In the days that followed, Wood allegedly continued his efforts to withdraw money from Tripp’s bank account, enlisting female acquaintances to use cash machines while he stood in the background. Video surveillance revealed his presence during each of these efforts.

Butler’s girlfriend, testimony indicated, was threatened with death if she revealed to police that she had seen Butler and Wood destroying the blood-soaked clothes, gloves, and sneakers they wore to her residence after the murder. When that was not enough to guarantee her silence, Butler allegedly threatened to kill her children.

Despite those threats, the woman eventually came forward and gave statements to Boston Police that corroborated the surviving victim’s statements and the surveillance footage captured by cameras at multiple cash machines after the murder.

“The two men who are responsible for these horrific crimes are the defendants whom sit before you – Quincy Butler and William Wood,” Haggan said, gesturing to the defendants.”
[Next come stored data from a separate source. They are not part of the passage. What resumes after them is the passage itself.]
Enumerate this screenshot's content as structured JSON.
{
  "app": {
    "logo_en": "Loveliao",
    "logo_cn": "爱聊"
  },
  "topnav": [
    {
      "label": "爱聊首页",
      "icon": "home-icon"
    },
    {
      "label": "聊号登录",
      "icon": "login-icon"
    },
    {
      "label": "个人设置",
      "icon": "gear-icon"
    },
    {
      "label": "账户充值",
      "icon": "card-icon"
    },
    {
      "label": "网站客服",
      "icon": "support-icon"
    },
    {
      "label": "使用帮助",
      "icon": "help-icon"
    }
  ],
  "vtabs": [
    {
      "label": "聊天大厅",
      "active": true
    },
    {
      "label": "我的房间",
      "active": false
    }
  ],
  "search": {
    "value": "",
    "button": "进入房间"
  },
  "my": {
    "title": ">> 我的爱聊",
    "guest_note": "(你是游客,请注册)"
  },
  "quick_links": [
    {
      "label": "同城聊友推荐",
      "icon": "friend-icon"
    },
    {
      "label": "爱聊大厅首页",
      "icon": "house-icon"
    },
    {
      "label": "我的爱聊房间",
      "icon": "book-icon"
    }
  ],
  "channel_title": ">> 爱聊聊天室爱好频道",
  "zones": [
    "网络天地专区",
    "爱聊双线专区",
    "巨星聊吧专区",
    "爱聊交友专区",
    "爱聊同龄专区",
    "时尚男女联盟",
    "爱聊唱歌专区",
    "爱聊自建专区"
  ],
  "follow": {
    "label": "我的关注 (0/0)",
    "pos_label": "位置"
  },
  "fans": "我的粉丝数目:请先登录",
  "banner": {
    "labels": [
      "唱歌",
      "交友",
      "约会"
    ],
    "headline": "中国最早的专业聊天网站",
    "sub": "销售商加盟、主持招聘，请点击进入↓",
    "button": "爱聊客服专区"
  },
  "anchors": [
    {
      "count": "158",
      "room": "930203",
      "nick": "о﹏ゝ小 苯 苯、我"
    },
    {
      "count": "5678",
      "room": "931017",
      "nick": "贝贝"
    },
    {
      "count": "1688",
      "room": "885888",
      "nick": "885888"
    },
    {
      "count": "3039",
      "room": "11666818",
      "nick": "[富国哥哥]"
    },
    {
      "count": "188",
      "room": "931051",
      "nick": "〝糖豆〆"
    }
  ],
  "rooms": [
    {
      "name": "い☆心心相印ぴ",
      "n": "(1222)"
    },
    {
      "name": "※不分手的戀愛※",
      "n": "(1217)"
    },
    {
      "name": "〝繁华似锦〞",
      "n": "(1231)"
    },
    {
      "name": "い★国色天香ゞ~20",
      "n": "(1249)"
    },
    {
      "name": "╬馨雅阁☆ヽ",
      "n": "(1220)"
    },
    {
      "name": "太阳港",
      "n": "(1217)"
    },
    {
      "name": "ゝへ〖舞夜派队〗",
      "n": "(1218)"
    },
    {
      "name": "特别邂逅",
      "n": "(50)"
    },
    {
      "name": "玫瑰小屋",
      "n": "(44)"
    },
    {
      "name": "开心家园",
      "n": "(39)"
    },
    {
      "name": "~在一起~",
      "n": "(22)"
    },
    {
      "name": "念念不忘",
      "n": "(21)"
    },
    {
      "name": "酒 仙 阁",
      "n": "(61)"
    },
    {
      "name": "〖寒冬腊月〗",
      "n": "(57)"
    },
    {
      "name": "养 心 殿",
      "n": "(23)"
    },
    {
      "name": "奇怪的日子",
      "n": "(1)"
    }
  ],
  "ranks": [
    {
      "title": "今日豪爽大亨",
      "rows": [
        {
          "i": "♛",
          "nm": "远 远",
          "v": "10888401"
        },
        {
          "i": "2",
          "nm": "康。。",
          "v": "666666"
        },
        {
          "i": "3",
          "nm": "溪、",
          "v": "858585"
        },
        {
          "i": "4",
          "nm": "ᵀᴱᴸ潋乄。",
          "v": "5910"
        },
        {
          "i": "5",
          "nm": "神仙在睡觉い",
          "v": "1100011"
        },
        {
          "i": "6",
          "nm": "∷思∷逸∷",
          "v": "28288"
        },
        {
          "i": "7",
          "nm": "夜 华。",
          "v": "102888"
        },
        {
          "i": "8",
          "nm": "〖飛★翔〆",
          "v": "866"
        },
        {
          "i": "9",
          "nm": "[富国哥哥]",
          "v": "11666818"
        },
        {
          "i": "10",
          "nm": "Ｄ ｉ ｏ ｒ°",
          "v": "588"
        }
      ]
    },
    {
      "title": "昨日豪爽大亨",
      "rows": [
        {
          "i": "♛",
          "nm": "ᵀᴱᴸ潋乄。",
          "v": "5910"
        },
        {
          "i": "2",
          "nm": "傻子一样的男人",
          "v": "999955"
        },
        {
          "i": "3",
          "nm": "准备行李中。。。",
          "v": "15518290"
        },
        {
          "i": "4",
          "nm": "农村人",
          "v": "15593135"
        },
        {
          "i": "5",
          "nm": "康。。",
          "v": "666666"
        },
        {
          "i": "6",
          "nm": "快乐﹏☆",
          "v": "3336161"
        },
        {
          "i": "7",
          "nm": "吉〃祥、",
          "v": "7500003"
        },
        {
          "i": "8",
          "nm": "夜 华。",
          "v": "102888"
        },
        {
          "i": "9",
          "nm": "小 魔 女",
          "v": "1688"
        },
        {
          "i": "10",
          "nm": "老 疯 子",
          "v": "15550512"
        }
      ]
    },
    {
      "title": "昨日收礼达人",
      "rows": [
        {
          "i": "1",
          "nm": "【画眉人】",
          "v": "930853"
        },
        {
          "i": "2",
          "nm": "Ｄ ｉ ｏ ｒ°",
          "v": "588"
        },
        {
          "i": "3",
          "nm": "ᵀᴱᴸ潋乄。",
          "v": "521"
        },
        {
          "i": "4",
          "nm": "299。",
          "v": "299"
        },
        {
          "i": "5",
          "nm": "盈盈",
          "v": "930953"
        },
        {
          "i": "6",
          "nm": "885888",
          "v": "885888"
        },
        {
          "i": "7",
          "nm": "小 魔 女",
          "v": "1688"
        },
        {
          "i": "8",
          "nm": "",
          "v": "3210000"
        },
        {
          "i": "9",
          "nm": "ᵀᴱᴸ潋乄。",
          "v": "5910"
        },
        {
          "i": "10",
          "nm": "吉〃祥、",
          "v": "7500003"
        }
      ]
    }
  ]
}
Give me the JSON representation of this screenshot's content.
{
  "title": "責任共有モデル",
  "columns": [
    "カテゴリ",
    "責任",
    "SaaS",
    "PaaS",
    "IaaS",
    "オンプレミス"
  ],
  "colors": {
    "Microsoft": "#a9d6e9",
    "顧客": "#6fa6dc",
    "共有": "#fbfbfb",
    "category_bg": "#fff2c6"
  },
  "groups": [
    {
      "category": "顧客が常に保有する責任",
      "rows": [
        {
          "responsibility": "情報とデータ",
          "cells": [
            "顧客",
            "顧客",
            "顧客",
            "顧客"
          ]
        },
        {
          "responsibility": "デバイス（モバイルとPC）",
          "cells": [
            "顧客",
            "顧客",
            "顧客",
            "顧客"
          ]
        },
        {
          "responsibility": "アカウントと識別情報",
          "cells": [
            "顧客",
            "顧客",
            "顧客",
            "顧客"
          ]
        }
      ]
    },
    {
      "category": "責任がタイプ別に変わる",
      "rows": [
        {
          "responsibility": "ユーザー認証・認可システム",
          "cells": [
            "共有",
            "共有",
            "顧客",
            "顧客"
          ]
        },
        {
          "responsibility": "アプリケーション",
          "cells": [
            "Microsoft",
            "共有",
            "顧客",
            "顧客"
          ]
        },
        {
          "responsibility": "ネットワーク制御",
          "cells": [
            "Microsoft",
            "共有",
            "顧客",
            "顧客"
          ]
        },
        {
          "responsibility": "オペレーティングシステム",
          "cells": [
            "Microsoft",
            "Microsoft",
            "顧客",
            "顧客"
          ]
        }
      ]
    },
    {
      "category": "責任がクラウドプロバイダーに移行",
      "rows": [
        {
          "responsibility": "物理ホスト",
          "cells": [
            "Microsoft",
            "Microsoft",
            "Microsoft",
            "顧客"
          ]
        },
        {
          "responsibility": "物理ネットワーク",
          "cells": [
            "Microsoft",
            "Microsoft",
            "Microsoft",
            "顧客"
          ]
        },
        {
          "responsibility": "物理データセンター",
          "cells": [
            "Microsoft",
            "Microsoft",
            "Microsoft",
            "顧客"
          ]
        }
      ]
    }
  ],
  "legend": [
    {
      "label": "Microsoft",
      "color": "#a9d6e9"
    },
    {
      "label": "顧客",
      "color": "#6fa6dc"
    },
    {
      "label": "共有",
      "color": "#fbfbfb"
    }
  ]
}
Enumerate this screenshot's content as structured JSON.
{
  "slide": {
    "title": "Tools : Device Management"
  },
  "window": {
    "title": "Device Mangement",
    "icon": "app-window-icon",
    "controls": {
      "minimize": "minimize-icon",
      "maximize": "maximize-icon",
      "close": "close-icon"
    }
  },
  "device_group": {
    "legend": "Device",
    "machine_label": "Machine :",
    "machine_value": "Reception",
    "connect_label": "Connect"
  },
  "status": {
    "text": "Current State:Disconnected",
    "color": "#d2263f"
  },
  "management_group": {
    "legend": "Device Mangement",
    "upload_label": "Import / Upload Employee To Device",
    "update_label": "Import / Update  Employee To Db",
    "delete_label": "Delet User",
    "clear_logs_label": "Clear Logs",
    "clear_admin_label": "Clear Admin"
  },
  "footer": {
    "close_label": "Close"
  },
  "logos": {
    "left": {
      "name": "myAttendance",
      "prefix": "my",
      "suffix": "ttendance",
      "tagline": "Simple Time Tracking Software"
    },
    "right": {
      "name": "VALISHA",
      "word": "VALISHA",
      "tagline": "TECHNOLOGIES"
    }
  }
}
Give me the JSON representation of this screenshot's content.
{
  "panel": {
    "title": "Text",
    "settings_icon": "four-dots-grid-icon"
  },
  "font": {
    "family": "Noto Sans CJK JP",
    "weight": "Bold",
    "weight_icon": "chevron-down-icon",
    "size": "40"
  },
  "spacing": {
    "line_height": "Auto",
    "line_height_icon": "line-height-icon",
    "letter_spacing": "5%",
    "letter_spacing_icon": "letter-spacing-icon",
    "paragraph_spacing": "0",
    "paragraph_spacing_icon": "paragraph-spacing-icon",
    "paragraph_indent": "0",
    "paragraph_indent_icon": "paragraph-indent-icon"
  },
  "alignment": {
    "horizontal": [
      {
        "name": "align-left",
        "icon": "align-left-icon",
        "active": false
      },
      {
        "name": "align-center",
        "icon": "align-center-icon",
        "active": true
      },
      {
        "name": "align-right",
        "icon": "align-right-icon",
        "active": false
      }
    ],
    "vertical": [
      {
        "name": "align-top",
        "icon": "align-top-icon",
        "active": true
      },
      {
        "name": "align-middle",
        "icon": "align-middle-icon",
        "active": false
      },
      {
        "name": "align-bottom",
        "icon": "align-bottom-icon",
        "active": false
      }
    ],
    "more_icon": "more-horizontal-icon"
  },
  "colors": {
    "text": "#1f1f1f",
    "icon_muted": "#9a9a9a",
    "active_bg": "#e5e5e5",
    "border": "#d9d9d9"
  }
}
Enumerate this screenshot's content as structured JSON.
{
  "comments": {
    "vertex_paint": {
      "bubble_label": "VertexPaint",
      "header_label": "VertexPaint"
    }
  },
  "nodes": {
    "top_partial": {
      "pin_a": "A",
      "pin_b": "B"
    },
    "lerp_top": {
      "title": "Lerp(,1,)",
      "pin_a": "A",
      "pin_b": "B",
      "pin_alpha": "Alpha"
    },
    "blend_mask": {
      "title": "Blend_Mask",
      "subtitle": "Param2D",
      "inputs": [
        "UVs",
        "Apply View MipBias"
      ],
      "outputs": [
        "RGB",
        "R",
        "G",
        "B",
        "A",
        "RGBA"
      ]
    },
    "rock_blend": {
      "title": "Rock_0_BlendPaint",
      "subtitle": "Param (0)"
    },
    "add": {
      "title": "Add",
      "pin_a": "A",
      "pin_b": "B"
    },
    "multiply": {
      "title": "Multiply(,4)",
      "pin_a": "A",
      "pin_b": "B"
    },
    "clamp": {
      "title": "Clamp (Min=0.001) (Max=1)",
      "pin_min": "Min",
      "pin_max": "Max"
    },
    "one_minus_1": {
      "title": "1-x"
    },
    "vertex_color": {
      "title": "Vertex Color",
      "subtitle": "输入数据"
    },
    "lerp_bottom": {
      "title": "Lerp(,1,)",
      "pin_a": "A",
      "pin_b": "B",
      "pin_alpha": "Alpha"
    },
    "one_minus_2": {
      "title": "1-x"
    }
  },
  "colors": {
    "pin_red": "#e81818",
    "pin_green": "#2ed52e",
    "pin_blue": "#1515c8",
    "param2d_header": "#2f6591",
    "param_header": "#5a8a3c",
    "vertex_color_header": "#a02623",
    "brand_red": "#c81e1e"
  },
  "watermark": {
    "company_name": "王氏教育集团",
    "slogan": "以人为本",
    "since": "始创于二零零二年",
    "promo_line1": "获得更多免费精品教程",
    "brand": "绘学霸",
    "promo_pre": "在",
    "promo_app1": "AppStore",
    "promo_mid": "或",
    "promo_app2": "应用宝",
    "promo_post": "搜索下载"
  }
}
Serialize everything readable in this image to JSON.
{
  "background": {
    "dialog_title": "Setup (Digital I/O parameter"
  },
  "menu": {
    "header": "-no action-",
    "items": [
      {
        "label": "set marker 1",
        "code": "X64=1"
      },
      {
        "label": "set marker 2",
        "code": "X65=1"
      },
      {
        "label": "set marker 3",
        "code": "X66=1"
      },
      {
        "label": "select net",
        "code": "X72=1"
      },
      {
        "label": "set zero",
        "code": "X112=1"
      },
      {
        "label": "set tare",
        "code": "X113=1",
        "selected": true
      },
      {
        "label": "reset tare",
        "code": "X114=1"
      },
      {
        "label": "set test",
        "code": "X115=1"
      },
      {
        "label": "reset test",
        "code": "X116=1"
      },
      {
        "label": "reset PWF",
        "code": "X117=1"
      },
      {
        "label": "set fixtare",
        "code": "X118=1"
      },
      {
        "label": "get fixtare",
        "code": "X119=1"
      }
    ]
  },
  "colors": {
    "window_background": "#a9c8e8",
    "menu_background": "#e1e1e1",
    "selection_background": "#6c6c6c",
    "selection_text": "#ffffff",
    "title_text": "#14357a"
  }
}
“It doesn’t make sense that a 49-year-old woman was butchered in the way she was,” Haggan told jurors. “It doesn’t make sense that a man was shot in the eye. You now know how she lived her life and how she died at the hands of two men who were ruthless and cold-blooded. It has been five years since Betsey Tripp was brutally murdered and [the surviving victim] was shot in the head and left for dead.”

“The time for accountability is now,” Haggan said, pointing at the defendants. “Their time is now.”

Butler is represented by attorney Larry Tipton and Wood by attorney Michael Bourbeau. Judge Patrick Brady will instruct jurors on the relevant law tomorrow morning in courtroom 815 of Suffolk Superior Court; jurors will begin their deliberations thereafter.